Step 1 — Start an interactive session

Log into any of the BMRC login nodes and request an interactive node. For example, 2 CPUs and 30 GB of memory on the short partition:

srun -p short --cpus-per-task 2 --mem=30G --pty bash

Once the session starts, note the hostname of the node you have been assigned:

hostname
# e.g. compe023

Step 2 — Load JupterLab module OR activate your Python virtual environment

Load the Python module and activate the matching virtual environment. Select the tab for the toolchain you are using:

`module load JupyterLab/4.5.6-GCCcore-12.3.0
  • If you are not using the JupyterLab module, make sure to load a nodejs module with the matching toolchain
module load Python/3.11.3-GCCcore-12.3.0
module load nodejs/18.17.1-GCCcore-12.3.0
source ~/devel/venv/Python/3.11.3-GCCcore-12.3.0/bin/activate

Step 3 — Start the Jupyter server

Change into the directory where your notebooks are stored, then launch the server. Select the tab for the interface you want:

Load a compatible Node.js module before starting Lab:

cd ~/notebooks
jupyter lab --no-browser --ip=*

No additional modules are needed:

cd ~/notebooks
jupyter notebook --no-browser --ip=*

Once the server starts you will see output similar to:

I 2026-05-08 18:53:03.587 ServerApp] jupyter_lsp | extension was successfully linked.
[I 2026-05-08 18:53:03.592 ServerApp] jupyter_server_terminals | extension was successfully linked.
[I 2026-05-08 18:53:03.596 ServerApp] jupyterlab | extension was successfully linked.
[I 2026-05-08 18:53:03.600 ServerApp] notebook | extension was successfully linked.
[I 2026-05-08 18:53:04.492 ServerApp] notebook_shim | extension was successfully linked.
[W 2026-05-08.....................
.........................
    To access the server, open this file in a browser:
        ...

    Or copy and paste one of these URLs:
        http://localhost:8888/lab?token=b358a08f791d96bdd3ff8139a...............
        http://127.0.0.1:8888/lab?token=b358a08f791d96bdd3ff8139a...............

Note down two things

  1. The port number (e.g. 8888) — it may differ if that port is already in use on the node.
  2. The full URL beginning with http://127.0.0.1: — you will paste this into your browser later.

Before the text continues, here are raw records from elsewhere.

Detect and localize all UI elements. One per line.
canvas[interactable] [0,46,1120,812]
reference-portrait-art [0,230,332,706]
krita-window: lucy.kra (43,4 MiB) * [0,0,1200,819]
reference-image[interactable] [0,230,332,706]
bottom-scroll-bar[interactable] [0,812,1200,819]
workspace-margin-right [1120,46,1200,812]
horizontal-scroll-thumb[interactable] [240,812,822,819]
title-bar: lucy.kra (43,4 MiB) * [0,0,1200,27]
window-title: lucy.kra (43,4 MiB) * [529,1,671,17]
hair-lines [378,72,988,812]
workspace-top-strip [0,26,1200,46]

Step 4 — Create an SSH tunnel

On your local machine (not the cluster), open a new terminal and run:

  • If you have setup the local terminal ~/.ssh/config according to these instructions, replace username@cluster1.bmrc.ox.ac.uk with the shorter hostname .i.e.bmrc1 ,etc.
ssh -L 8888:compe023:8888 username@cluster1.bmrc.ox.ac.uk

Substitute:

Placeholder Replace with
8888 (first) Your local port — change this if 8888 is already in use locally
compe023 The node hostname from Step 1
8888 (second) The port Jupyter is listening on (from Step 3)
cluster1 cluster2 if that is where your session is running
username Your BMRC username

Port already in use locally?

If port 8888 is already occupied on your laptop, use a different local port, for example 9999:

ssh -L 9999:compe023:8888 username@cluster1.bmrc.ox.ac.uk

In this case you must also change the port in the URL you paste into your browser (see Step 5).

The tunnel command will open a normal-looking SSH session. Leave this terminal open for as long as you need to use Jupyter.


Step 5 — Open Jupyter in your browser

Copy the http://127.0.0.1:... URL from Step 3 and paste it into a browser on your local machine. Jupyter will load.

Changed your local port?

If you used a different local port (e.g. 9999) in Step 4, edit the port in the URL before opening it:

http://127.0.0.1:9999/lab?token=abc123...

Ending your session

When you are finished:

  1. Shut down the Jupyter server from the Lab/Notebook interface, or press Ctrl+C twice in the terminal running the server.
  2. If you were using a Python virtual environment, deactivate the virtual environment: deactivate
  3. Exit the interactive Slurm session: exit
  4. Close the SSH tunnel terminal.

Tip

Leaving an interactive Slurm session idle wastes cluster resources and counts against your allocation. Always exit when you are done.